If you reached a boil post-mash then the infection is likely a result of poor sanitation. I doubt your barley experiment had an impact on this infection. It definitely looks like you have mold in the 3rd picture.

I'm confused though...you're mentioning your fermenter but also mentioning leaving your boiling kettle outside.
 
I agree...it most likely is a result of sanitation issues rather than the malting experiment. The boil would have killed off any opportunistic organisms. After the boil, however...
 
I'm sorry if i wasn't clear enough.
The 3rd picture is a picture of the boiling kettle trub 2 weeks after the boil.
It has nothing to do with the fermentation bucket etc.

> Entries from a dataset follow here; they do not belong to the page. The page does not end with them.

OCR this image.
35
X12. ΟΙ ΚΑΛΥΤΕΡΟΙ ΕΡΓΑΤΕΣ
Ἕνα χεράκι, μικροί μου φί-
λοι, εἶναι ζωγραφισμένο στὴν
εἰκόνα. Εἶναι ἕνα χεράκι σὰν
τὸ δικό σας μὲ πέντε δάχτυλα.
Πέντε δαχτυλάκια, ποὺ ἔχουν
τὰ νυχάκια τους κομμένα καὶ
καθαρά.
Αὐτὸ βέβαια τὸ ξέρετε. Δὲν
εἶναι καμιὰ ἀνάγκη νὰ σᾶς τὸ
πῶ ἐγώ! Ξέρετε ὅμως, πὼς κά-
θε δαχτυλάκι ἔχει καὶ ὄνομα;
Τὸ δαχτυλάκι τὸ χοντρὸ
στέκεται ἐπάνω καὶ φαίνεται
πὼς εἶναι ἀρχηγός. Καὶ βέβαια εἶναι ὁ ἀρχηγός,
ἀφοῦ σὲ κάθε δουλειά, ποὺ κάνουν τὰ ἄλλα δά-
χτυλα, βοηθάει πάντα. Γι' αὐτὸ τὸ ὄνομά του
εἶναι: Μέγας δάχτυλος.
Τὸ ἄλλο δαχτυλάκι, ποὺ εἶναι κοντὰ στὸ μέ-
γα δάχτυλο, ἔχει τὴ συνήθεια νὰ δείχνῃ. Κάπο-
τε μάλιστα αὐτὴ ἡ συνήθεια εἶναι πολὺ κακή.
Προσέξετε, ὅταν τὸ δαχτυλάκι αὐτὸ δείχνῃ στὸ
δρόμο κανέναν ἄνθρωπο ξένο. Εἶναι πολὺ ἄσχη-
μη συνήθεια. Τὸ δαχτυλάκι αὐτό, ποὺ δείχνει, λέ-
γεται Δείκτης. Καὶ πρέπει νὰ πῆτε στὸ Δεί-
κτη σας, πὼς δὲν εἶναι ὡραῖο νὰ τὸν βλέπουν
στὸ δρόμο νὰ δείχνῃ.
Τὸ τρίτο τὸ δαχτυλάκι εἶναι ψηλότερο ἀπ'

I didn't clean the boiling kettle, but decided to keep it because of this:
The volume of my kettle is 20 us gal. The level of the wort was low (post boil volume=3gal) and so the surfaces of the kettle were low in temperature all the time during the boil. By low temperature i mean warm but not hot. I could keep touching the upper walls of the kettle without burning my hand but feeling warm metal.
In addition to that, when i put my wort chiller inside in order to sanitize it (a classic copper tubing), half of it was outside the boiling wort, and i was afraid of steam that would condense on the surface of the tubing, washing away microbes inside the wort.

Low starting gravity isn't something that could lead to infections?

I use star san for sanitizing my equipment, and i've brewed 13 batches since now. I never had a problem.
 
All gravity is a measure of the amount of sugars in the fluid. It has nothing at all to do with infections. Did you boil your wort, or not? It's not clear from your post.
 
Of course i boiled for more than 90 minutes. I think it was 110 minutes, in order to vaporize more water and increase final gravity.

According to some literature, beers with alcohol, lower than 3.6% are more prone to infections than beers with higher alochol. That's why i am asking about other's experiences in low gravity=>low alcohol beers.